While all fairy tales must come to and end, memories live on forever. That is the one thing that can never be taken from us – the beautiful memories we created together.

They say God gives the hardest battles to his strongest soldiers. Please continue your prayers for me, Ben and Honey so we can continue to be strong soldiers and help with the void we will feel in missing Justin every day. Everyone has their own vision of heaven. I believe that heaven is a place where you can do, see or have anything you want. I rely on this vision because thinking about Justin jamming out with Jimi Hendrix in the Galapagos Islands brings a smile to my face.

Comments

  1. Sara says

    I am so glad you posted this today. Thank you for this. Thank you Ali, for sharing this as well. Beautiful words. Experiences and memories are the most valuable things in the world. What better day than Christmas to think about that.

  2. Nicole says

    A beautiful tribute to her husband. Merry Christmas and blessings to that family. My husband lost his father to liver failure when he was 8 years old. As he nears the age of his dad’s death we are reminded of all that he missed out on. Ed has always said that he feels his dad’s presence and protection and Ben will have that from his own dad. Thank you for sharing your story.

  3. Crista Yeager says

    Thank you so much for posting Ali and Justin’s story.
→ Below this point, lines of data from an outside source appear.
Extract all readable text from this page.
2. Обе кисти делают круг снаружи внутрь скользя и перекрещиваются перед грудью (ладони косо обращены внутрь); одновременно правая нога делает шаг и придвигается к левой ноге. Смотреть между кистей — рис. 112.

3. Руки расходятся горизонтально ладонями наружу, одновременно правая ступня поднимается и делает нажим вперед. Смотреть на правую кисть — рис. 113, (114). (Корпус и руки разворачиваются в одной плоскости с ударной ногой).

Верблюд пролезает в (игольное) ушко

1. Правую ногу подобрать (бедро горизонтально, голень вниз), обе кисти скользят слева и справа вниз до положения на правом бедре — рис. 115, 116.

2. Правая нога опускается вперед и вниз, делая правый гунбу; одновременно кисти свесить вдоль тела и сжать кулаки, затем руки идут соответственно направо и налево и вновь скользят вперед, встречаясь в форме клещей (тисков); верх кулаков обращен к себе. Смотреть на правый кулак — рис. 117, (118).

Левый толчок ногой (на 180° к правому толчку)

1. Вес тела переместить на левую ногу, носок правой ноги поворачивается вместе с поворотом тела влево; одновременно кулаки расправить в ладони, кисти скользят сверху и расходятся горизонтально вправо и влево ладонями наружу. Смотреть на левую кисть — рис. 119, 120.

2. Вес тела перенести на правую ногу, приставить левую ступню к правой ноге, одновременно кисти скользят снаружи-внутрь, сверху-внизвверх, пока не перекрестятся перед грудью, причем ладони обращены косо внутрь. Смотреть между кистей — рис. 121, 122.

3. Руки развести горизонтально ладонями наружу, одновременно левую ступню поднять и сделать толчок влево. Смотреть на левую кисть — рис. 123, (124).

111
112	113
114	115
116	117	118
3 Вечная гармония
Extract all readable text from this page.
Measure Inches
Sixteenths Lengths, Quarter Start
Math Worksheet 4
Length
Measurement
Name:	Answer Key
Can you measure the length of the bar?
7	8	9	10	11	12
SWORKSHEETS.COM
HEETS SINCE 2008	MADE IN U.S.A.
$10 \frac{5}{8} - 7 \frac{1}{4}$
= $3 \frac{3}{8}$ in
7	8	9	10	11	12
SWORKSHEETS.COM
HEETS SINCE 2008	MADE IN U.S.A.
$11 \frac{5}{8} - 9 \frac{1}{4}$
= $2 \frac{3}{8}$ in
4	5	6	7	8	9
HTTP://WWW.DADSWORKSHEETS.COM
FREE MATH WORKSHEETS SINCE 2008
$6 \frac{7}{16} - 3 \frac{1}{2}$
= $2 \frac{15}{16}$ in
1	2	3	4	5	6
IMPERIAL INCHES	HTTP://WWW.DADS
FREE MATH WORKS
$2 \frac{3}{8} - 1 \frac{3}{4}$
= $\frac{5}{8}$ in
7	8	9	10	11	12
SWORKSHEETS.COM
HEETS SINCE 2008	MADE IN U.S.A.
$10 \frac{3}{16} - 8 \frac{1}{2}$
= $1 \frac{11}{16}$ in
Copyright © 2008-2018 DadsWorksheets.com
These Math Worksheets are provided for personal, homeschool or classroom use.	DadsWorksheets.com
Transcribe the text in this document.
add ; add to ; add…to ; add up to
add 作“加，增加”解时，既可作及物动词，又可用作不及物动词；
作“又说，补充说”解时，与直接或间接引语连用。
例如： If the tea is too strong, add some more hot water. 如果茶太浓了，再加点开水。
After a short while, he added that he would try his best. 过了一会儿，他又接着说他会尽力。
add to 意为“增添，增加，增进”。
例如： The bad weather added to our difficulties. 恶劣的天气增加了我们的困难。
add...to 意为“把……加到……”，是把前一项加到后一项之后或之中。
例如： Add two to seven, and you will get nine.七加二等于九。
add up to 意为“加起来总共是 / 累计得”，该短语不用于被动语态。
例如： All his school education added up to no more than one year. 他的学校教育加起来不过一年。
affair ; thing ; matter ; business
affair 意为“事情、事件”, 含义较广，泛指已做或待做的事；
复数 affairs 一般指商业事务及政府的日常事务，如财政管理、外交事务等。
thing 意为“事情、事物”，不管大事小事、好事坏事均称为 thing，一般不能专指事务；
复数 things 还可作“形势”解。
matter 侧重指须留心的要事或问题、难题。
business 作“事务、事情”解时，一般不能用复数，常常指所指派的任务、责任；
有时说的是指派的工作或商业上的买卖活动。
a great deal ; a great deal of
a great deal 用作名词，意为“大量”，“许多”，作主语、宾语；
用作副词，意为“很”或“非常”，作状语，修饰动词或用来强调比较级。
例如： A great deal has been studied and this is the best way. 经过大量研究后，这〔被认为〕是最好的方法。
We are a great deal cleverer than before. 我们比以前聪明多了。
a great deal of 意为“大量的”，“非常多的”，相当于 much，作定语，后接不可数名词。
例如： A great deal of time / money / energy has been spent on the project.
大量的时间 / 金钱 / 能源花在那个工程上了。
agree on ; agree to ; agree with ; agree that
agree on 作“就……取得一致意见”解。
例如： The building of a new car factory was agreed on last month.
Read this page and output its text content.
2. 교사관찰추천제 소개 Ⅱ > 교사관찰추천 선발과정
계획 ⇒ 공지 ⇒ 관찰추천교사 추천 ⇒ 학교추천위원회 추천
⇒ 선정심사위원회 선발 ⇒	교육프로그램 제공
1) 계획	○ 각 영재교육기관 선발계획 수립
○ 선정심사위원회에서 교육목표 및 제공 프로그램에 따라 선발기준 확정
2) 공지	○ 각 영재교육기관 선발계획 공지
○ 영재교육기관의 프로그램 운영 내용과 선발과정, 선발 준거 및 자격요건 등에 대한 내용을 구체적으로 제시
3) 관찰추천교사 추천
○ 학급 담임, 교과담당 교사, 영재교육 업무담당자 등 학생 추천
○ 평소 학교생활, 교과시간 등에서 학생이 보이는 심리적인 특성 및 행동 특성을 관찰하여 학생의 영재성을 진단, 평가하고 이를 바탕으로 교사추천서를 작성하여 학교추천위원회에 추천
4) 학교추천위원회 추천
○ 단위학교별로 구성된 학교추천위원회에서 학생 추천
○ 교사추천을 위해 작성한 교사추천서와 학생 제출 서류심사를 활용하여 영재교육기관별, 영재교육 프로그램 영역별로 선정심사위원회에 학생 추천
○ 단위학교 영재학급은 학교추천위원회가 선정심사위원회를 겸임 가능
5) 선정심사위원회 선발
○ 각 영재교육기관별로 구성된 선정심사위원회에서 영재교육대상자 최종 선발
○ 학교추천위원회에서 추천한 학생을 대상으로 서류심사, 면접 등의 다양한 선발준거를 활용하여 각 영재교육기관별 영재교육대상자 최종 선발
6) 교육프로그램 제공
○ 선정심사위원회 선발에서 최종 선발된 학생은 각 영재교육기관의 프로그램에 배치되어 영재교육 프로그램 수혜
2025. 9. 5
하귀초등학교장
I am a very lucky girl to be the sister in law of Ali’s that lives behind her. The amount of courage and strength Ali has shown since Justin’s passing could never be measured! Please continue to pray for Ali, Ben, and the rest of the Yeager family for continued strength and faith. God bless justin, our guardian angel this Christmas!

  4. says

    What a loving story. I am the mother of Ali’s twin, Stephanie. Through my daughter, I witnessed Ali and Justin’s budding love while they all attended Xavier together. They were truly a perfect match supported by two loving families and many friends. Ali’s strength and courage at such a young age is admirable but a loss no young woman should have to endure. But through our deep faith, we find comfort in Gods plan trusting that is a perfect plan that mere mortals don’t always have the capacity to understand. Ali, you are loved by many that will be here for you no matter what.

  5. says

    Heidi,

    You made a perfect choice. I have tears in my eyes right now. I’m going to send Ali and Bubby Ben the songs, “My Very Best Present is You” and “Friends.”
    You should send Ali and Ben the full track of Wilton Wilberry and The Magical Christmas Wishing Well, too. I hope they listen to it as Bubby gets a little older and that it will help them remember Justin.
    (I’ll send them to you first, so you can forward them.)

    Mifflin Lowe

  6. says

    Heidi,
    Now that I think of it, I also want to send “A Watch of Nightingales” from The King Who Forgot His Underpants. I originally wrote this song and sang it on Beasts By The Bunches add as goodnight lullaby for putting kids to sleep at the end of the CD, but after my mother died, I rerecorded it with just me and a guitar — as a goodnight blessing to my mother — hoping and trusting that she would and will be watched over even after she passed away.

    Mifflin Lowe

  7. jennifer says

    this is such a touching tribute, makes us all take a moment and reflect on what God has given us. May Ali, Ben and Honey all find strength in the days, weeks, months and years to come. I am a believer that the angels above us take great care of us, until we are all together again.